Founder, Chocolate Maker & Cacao Farmer
Following a lifelong passion for chocolate, in 2005 Seneca co-founded a chain of chocolate cafes located in the San Francisco Bay Area. A new generation of chocolate makers was laying the groundwork for today’s craft chocolate industry. At Bittersweet, he started to sell these new craft chocolates, and imported bars from producers around the world, so that his customers could educate their palates by tasting bars from many origins. This led to Seneca’s own bean-to-bar experimentation and he began buying beans from various countries, bringing them to California, and making chocolate as fast as he could learn.
In 2008, Seneca was asked to curate the chocolate panel at the Slow Food Nation conference in San Francisco, where he had a panel of leaders from the artisanal chocolate industry. Throughout the three-day event, nearly 100,000 attendees, chefs, farmers, and consumers learned how to better connect with their food and searched for transparency in the food chain, and with that inspiration in mind, he set his sights on creating an estate-grown chocolate company.
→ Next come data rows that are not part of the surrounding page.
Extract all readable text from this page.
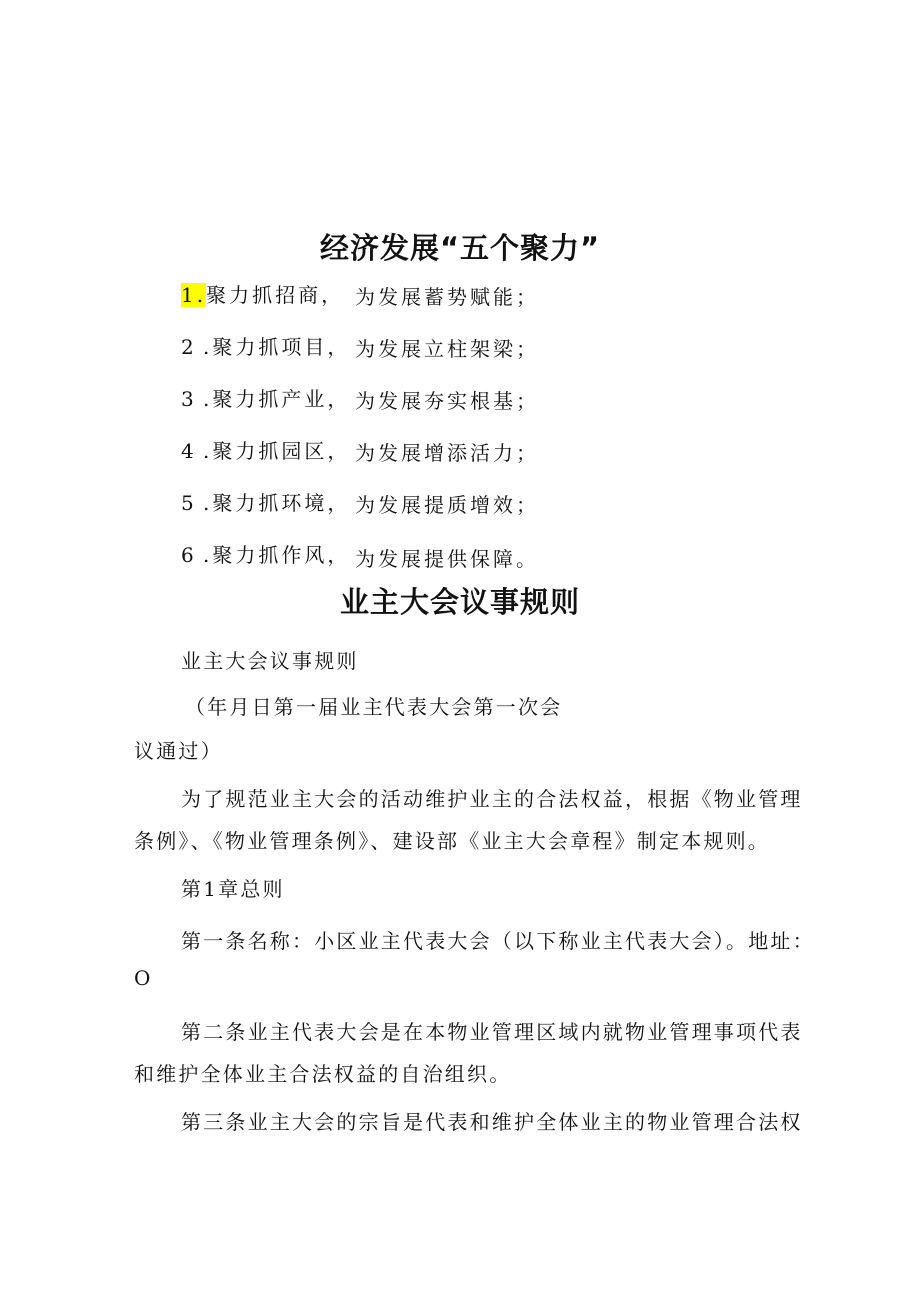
经济发展“五个聚力”
1.聚力抓招商， 为发展蓄势赋能；
2 .聚力抓项目， 为发展立柱架梁；
3 .聚力抓产业， 为发展夯实根基；
4 .聚力抓园区， 为发展增添活力；
5 .聚力抓环境， 为发展提质增效；
6 .聚力抓作风， 为发展提供保障。
业主大会议事规则
业主大会议事规则
（年月日第一届业主代表大会第一次会
议通过）
为了规范业主大会的活动维护业主的合法权益，根据《物业管理
条例》、《物业管理条例》、建设部《业主大会章程》制定本规则。
第1章总则
第一条名称：小区业主代表大会（以下称业主代表大会）。地址：
O
第二条业主代表大会是在本物业管理区域内就物业管理事项代表
和维护全体业主合法权益的自治组织。
第三条业主大会的宗旨是代表和维护全体业主的物业管理合法权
Since beginning Lonohana in 2009, Seneca has joined many of those original maverick artisanal chocolate makers as a leader in this small and tight knit-industry. Seneca continues to educate throughout the U.S. on both what it takes to start an estate-grown chocolate company and why it’s so important to change the current global business model.
He assists in leading chocolate adventure trips with his life partner and fellow chocolate entrepreneur Sunita de Tourreil, and together they have produced a five-part video series about cacao and chocolate across the globe.
He has earned multiple awards for his chocolate and perhaps most importantly continues to play a leading role in helping to establish Hawaii as a world-class origin for cacao and the young chocolate industry that has blossomed since his dream began a reality.